Процесс выделения «Я» из «мы» тотален, и потому следы его мы найдем не только в изобразительном искусстве. Ясно, что разбиение текста на точно очерченные предложения, становящееся общим правилом лишь с конца XVII века[22], а, главное, явление неографем (особенно строчной и прописной букв и финальной точки) – очевидная параллель портрету с его развернутым во времени, имеющим начало и конец высказыванием. Речь эта осторожна, и русское «Я», даже став с начала XIX столетия романтическим и постромантическим, писаться с заглавной, в отличие от прежнего немецкого «Ich» или английского «I», все равно никогда уже не станет[23]. Однако важно то, что живописная риторика и формы записи вербального следуют одним принципам, и это не прежний, пусть даже дружный хор, но ответственный персональный монолог. Быть может, для того и была предпринята петровская реформа алфавита, письма и шрифта как особой совокупной драматургии знаков в их семантической взаимосвязи[24], чтобы монолог от первого лица состоялся. И может быть, как ни странно это нам, самодовольным, что чтение «про себя» или умение считать «в уме» – совсем недавние (XVII – начало XVIII в.) психотехники, на овладение которыми ушло в Европе немало времени (довольно вспомнить читавшего «про себя» Августина, который все никак не дослужится в православии от «блаженного» до «святого», или «нашего» Аввакума, обладавшего тем же умением вкупе с искусством счета «в уме», поражавшим современников, или царя армянского Арфелиона из «Акта комедального о Калеандре…», «про себя» читающего «великая вещ»), – начали становиться обыденностью именно в исполнении «персоны»[25].
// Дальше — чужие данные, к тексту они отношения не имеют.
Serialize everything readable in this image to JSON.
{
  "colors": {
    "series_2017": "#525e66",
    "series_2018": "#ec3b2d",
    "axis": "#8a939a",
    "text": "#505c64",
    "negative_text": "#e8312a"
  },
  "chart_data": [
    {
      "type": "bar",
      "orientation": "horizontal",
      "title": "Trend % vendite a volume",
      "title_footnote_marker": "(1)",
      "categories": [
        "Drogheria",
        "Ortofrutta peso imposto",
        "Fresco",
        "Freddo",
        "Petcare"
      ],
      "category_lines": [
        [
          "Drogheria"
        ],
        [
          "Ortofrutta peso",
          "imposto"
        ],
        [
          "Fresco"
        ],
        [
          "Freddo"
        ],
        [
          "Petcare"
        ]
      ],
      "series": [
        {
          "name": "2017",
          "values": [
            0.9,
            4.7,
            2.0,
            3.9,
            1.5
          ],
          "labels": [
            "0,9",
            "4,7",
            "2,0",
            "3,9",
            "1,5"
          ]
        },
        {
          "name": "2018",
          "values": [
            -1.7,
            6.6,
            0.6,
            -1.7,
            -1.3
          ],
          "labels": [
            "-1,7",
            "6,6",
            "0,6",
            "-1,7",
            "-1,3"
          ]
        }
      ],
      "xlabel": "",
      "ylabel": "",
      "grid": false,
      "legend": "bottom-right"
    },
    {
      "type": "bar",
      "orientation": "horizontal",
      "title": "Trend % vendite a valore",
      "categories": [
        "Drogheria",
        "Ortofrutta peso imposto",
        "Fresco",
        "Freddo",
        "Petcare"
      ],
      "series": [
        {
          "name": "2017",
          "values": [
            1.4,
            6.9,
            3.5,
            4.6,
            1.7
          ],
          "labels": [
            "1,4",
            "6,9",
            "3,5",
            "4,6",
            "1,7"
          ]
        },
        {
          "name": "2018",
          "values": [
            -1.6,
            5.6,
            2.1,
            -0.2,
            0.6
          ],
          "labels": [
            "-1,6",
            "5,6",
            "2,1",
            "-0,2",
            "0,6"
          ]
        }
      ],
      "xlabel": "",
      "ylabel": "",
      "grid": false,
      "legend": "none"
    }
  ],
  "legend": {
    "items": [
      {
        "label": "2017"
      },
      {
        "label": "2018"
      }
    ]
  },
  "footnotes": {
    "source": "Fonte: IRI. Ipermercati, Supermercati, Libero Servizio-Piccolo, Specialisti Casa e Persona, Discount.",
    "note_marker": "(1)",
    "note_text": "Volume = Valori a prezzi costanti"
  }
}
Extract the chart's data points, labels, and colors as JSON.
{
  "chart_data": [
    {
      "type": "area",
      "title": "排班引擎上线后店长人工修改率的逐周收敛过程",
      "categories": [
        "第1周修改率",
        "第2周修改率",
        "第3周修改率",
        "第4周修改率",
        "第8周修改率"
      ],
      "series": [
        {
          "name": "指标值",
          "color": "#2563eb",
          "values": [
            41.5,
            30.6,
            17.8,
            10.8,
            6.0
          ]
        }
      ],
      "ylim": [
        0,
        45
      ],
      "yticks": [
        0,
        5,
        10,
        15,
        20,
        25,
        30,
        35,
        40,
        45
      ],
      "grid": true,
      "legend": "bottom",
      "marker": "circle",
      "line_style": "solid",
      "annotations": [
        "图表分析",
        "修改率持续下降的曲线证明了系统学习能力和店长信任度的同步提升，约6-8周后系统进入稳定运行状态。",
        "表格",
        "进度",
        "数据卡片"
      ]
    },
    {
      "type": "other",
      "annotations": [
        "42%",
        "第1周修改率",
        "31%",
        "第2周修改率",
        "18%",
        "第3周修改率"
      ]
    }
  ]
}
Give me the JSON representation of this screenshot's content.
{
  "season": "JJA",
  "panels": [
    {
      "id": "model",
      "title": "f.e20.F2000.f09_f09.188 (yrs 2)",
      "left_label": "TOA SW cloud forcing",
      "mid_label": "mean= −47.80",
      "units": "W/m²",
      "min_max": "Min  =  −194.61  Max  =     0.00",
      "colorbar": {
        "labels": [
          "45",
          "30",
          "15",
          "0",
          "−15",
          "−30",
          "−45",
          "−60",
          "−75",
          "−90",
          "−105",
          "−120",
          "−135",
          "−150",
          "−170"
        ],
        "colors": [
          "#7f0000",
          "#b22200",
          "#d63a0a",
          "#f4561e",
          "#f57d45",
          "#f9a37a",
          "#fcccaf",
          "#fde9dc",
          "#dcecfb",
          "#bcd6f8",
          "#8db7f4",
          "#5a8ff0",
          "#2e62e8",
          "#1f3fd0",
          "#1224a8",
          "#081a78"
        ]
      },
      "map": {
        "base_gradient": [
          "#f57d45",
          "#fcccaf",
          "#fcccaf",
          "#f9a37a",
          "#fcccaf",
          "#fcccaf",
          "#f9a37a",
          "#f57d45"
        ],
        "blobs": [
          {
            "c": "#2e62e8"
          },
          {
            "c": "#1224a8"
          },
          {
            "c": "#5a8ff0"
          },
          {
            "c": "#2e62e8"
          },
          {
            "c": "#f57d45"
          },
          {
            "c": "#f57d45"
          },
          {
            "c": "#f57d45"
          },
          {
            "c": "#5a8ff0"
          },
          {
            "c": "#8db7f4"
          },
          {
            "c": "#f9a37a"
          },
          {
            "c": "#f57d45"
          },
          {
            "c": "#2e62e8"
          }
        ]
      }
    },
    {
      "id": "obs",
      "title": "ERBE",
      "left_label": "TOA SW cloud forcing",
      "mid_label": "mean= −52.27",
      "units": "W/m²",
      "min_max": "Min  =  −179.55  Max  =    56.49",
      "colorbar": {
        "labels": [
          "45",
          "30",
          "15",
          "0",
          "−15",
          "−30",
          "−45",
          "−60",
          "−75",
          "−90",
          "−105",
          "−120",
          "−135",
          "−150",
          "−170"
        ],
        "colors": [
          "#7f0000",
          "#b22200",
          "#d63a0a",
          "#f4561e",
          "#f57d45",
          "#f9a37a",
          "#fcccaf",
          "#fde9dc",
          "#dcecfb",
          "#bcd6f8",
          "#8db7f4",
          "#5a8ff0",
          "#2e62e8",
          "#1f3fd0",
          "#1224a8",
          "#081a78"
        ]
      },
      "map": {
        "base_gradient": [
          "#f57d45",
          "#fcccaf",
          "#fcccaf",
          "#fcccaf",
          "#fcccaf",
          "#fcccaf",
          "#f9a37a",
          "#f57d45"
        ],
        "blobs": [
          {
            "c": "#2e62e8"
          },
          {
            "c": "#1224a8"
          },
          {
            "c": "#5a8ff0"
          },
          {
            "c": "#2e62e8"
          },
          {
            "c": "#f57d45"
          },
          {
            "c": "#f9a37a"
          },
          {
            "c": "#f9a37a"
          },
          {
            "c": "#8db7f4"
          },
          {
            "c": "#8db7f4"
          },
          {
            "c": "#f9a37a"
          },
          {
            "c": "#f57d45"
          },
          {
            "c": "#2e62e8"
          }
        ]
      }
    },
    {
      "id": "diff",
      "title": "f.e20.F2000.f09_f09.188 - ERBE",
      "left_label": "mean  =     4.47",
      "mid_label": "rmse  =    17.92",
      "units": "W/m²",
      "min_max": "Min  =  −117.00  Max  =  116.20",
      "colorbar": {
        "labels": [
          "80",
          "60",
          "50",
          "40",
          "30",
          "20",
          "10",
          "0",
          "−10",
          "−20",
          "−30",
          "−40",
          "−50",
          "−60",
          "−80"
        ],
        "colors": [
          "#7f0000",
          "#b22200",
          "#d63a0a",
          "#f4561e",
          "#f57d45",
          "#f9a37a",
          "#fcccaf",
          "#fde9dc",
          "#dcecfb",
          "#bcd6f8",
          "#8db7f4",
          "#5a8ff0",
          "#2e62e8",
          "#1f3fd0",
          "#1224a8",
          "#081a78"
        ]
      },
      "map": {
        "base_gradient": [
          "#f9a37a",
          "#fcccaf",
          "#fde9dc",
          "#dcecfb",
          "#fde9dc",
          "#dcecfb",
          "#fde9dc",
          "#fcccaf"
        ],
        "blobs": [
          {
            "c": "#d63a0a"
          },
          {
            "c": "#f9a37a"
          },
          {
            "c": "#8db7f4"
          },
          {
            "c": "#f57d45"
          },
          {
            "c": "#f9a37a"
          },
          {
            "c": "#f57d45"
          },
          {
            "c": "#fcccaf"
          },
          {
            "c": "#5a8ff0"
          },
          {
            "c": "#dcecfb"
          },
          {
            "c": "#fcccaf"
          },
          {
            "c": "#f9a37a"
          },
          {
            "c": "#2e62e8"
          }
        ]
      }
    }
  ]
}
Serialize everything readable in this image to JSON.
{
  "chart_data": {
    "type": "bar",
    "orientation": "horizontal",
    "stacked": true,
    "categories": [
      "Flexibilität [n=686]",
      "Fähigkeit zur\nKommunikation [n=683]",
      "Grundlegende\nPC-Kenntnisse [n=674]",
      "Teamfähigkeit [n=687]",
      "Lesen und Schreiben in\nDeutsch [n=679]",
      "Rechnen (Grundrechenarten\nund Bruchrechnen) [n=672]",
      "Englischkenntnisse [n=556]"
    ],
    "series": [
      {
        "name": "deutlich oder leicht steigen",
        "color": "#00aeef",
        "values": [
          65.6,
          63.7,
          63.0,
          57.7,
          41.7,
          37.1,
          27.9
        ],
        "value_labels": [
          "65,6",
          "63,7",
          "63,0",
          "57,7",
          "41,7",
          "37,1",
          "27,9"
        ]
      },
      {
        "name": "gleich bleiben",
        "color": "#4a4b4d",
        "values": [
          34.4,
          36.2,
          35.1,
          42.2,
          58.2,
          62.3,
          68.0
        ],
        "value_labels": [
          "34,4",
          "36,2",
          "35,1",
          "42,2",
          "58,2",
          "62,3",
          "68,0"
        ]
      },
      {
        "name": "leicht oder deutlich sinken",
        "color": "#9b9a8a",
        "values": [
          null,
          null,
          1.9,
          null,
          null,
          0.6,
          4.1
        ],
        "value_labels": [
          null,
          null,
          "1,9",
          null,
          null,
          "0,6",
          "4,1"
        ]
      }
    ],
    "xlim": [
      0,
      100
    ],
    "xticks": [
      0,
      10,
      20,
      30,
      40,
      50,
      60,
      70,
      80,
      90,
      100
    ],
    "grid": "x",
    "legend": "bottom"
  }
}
Для персонального этапа становления «Я» в русской культуре, вычленения «Я» из «мы», разделения первого и второго и лада двух способностей, определяющих новоевропейский индивидуум, – «способности накладывать отпечаток на всеобщее» и «полного соотнесения с этим всеобщим»[26] – очевидна актуальность отделительных знаков препинания. В этом смысле всякое запечатленное лицо – период как совокупность точки и прописной буквы, как сумма необходимого и достаточного условий персонализации. Иными словами, окончательное правило – конец предложения с точкой, при том что она же вкупе с заглавной буквой следующего предложения – обособление речи известной персоны[27].